Fertiliser programme If grass shows signs of stress (weak growth, discoloured) Fertiliser treatment and turf tonic can be continued in accordance with your annual programme. If you haven't got a fertiliser programme, have your soil tested; try an independent soil analysis company for an impartial set of results. Apply a winter fertiliser when conditions allow.
Frost and snow As required Keep people and equipment off playing surfaces when covered in frost and snow.
Harrowing / raking (outfield) When conditions allow Harrowing / raking helps restore levels and keep surfaces open.
Inspect Cricket structures As required Check and repair fences, scoreboards, covers and sightscreens. Your pitch covers, are they ready for action? any repairs needed? Remember covers are used regularly in the UK climate for protecting the pitch under preparation from both rain and sun.
Litter / debris Daily / Weekly Inspect and remove debris from playing surface! Litter, twigs and leaves.
Machinery

(Repairs & Maintenance)

Daily / Weekly Inspect and clean machinery after use, service and repair damaged machinery, prepare machinery ready for new mowing season.
Marking out Season preparation The square must be "squared off" very soon. By using semi-permanent markings, this operation can be made very simple, use a 3,4,5 triangle to obtain the correct right angles.
Materials Inspection Estimate and order seed, loams and fertilisers for forthcoming season.
Mowing

(Square & outfield)

As required The mowing height on the square should be lowered to around 15-18mm by the end of March, subject to local weather conditions, but remember not to remove more than 1/3 of total grass height in each cut. The less stress that is placed on the grass at this vital time, the better the results further on into the season. The outfield height of cut should also be reduced to around 20-25mm by the end of the month, if not already determined by other sports.
Outfield Remember not to neglect the outfield; it too has a major effect on a game if unattended.

The outfield should be treated the same as any other natural grass pitch, carrying out regular mowing and aeration and feeding programmes to maintain a healthy sward.

Pest control As required Worm treatments can be carried out if needed, but please remember to ask yourself why do you have worms, Ph level, organic matter and your cultural practices on the square need to be assessed.
Rolling Daily / Weekly If rolling hasn't started, then this should be initiated no later than the middle of the month-again subject to local conditions.

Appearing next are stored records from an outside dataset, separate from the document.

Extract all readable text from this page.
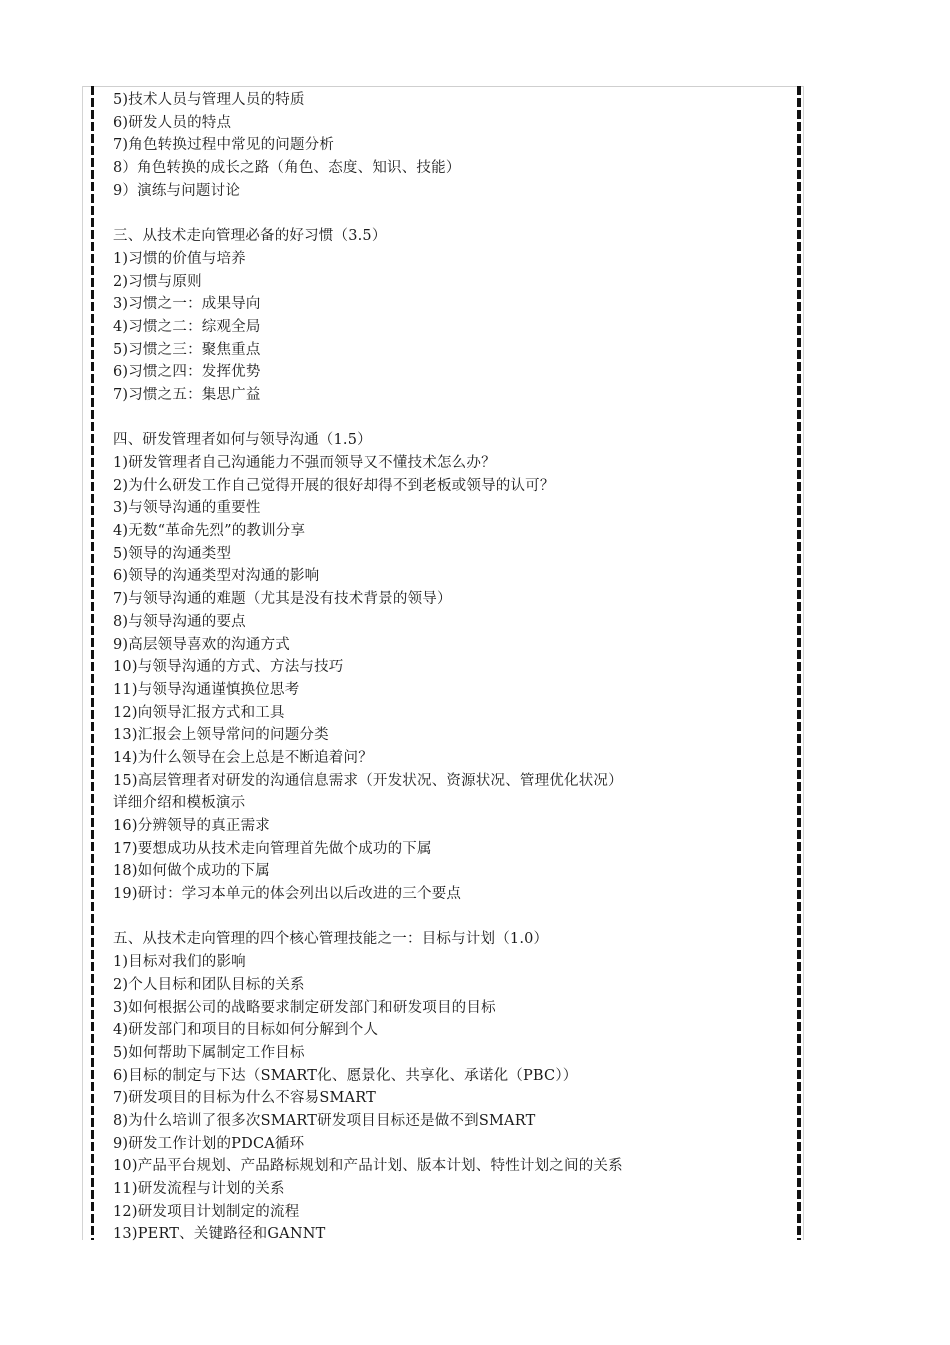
5)技术人员与管理人员的特质
6)研发人员的特点
7)角色转换过程中常见的问题分析
8）角色转换的成长之路（角色、态度、知识、技能）
9）演练与问题讨论
三、从技术走向管理必备的好习惯（3.5）
1)习惯的价值与培养
2)习惯与原则
3)习惯之一：成果导向
4)习惯之二：综观全局
5)习惯之三：聚焦重点
6)习惯之四：发挥优势
7)习惯之五：集思广益
四、研发管理者如何与领导沟通（1.5）
1)研发管理者自己沟通能力不强而领导又不懂技术怎么办？
2)为什么研发工作自己觉得开展的很好却得不到老板或领导的认可？
3)与领导沟通的重要性
4)无数“革命先烈”的教训分享
5)领导的沟通类型
6)领导的沟通类型对沟通的影响
7)与领导沟通的难题（尤其是没有技术背景的领导）
8)与领导沟通的要点
9)高层领导喜欢的沟通方式
10)与领导沟通的方式、方法与技巧
11)与领导沟通谨慎换位思考
12)向领导汇报方式和工具
13)汇报会上领导常问的问题分类
14)为什么领导在会上总是不断追着问？
15)高层管理者对研发的沟通信息需求（开发状况、资源状况、管理优化状况）
详细介绍和模板演示
16)分辨领导的真正需求
17)要想成功从技术走向管理首先做个成功的下属
18)如何做个成功的下属
19)研讨：学习本单元的体会列出以后改进的三个要点
五、从技术走向管理的四个核心管理技能之一：目标与计划（1.0）
1)目标对我们的影响
2)个人目标和团队目标的关系
3)如何根据公司的战略要求制定研发部门和研发项目的目标
4)研发部门和项目的目标如何分解到个人
5)如何帮助下属制定工作目标
6)目标的制定与下达（SMART化、愿景化、共享化、承诺化（PBC））
7)研发项目的目标为什么不容易SMART
8)为什么培训了很多次SMART研发项目目标还是做不到SMART
9)研发工作计划的PDCA循环
10)产品平台规划、产品路标规划和产品计划、版本计划、特性计划之间的关系
11)研发流程与计划的关系
12)研发项目计划制定的流程
13)PERT、关键路径和GANNT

Roll in as many different directions as possible, but always finish in the direction of play, timing of this operation is vitally important. Start with your lightest mower. If you aren't removing clippings, disengage the blades, reducing friction and unnecessary wear on the machine.

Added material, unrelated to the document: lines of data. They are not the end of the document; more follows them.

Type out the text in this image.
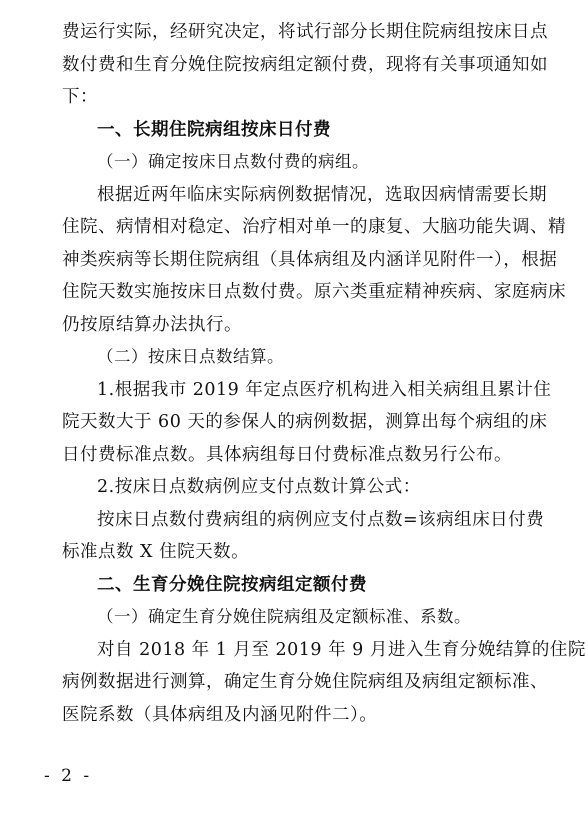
费运行实际，经研究决定，将试行部分长期住院病组按床日点
数付费和生育分娩住院按病组定额付费，现将有关事项通知如
下：
一、长期住院病组按床日付费
（一）确定按床日点数付费的病组。
根据近两年临床实际病例数据情况，选取因病情需要长期
住院、病情相对稳定、治疗相对单一的康复、大脑功能失调、精
神类疾病等长期住院病组（具体病组及内涵详见附件一），根据
住院天数实施按床日点数付费。原六类重症精神疾病、家庭病床
仍按原结算办法执行。
（二）按床日点数结算。
1.根据我市 2019 年定点医疗机构进入相关病组且累计住
院天数大于 60 天的参保人的病例数据，测算出每个病组的床
日付费标准点数。具体病组每日付费标准点数另行公布。
2.按床日点数病例应支付点数计算公式：
按床日点数付费病组的病例应支付点数=该病组床日付费
标准点数 X 住院天数。
二、生育分娩住院按病组定额付费
（一）确定生育分娩住院病组及定额标准、系数。
对自 2018 年 1 月至 2019 年 9 月进入生育分娩结算的住院
病例数据进行测算，确定生育分娩住院病组及病组定额标准、
医院系数（具体病组及内涵见附件二）。
- 2 -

Gradually build up roller weight by moving onto the next size of cylinder mower and so on. Ideal rolling conditions would suggest the soil be in a state of plasticity-or "plasticine". Consolidation is your aim and the quality of pre season rolling will show when you produce your early season pitches. The pitch is required to be consolidated throughout to a depth of no less than 100mm. This can only be achieved with gradual build up of roller weight.

Scarification Fortnightly Light scarification or verticutting can be carried out at fortnightly intervals pre season. Removing horizontally growing grasses and surface organic matter are always beneficial for the onset of pitch preparation; along side brushing, this will also improve the quality of cut.
Seed bare & worn areas on Cricket square When conditions allow Seeding of the ends where the grass is weak, sparse or bare can be continued and the rise in temperature will help germination. Use germination sheets to aid this process but remove the sheets regularly to check for diseases, remember that without good seed to soil contact the operation is useless.

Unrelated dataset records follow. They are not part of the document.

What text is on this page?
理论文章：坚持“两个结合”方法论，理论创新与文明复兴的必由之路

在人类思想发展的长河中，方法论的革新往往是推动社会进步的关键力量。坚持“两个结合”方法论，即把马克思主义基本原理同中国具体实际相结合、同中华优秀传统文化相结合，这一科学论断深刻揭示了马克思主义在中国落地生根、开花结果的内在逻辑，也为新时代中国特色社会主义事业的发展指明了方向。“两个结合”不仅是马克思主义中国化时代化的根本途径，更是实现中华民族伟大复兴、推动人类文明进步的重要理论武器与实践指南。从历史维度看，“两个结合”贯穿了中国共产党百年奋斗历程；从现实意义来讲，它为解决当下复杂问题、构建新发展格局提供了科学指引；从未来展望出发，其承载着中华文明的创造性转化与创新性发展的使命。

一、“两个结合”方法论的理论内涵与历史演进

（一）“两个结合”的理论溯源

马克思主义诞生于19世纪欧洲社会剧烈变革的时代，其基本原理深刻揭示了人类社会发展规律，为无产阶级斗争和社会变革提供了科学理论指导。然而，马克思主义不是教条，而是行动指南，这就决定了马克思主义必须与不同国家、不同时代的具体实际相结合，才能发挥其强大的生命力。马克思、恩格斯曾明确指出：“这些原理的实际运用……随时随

Ensure you use new seed as old material may not give you the required germination rates.

Artificial wicket and net Facilities
Artificial Grass Systems Surface treatments Keep surface clean, regular sweeping and brushing. Remove any algae and moss from surface.

Sand filled systems require regular brushing to maintain manufacturers recommendations for sand levels and pile heights.

Net facilities Pre -season Repair damaged structures and netting, order new if required. Strim and mow around structures.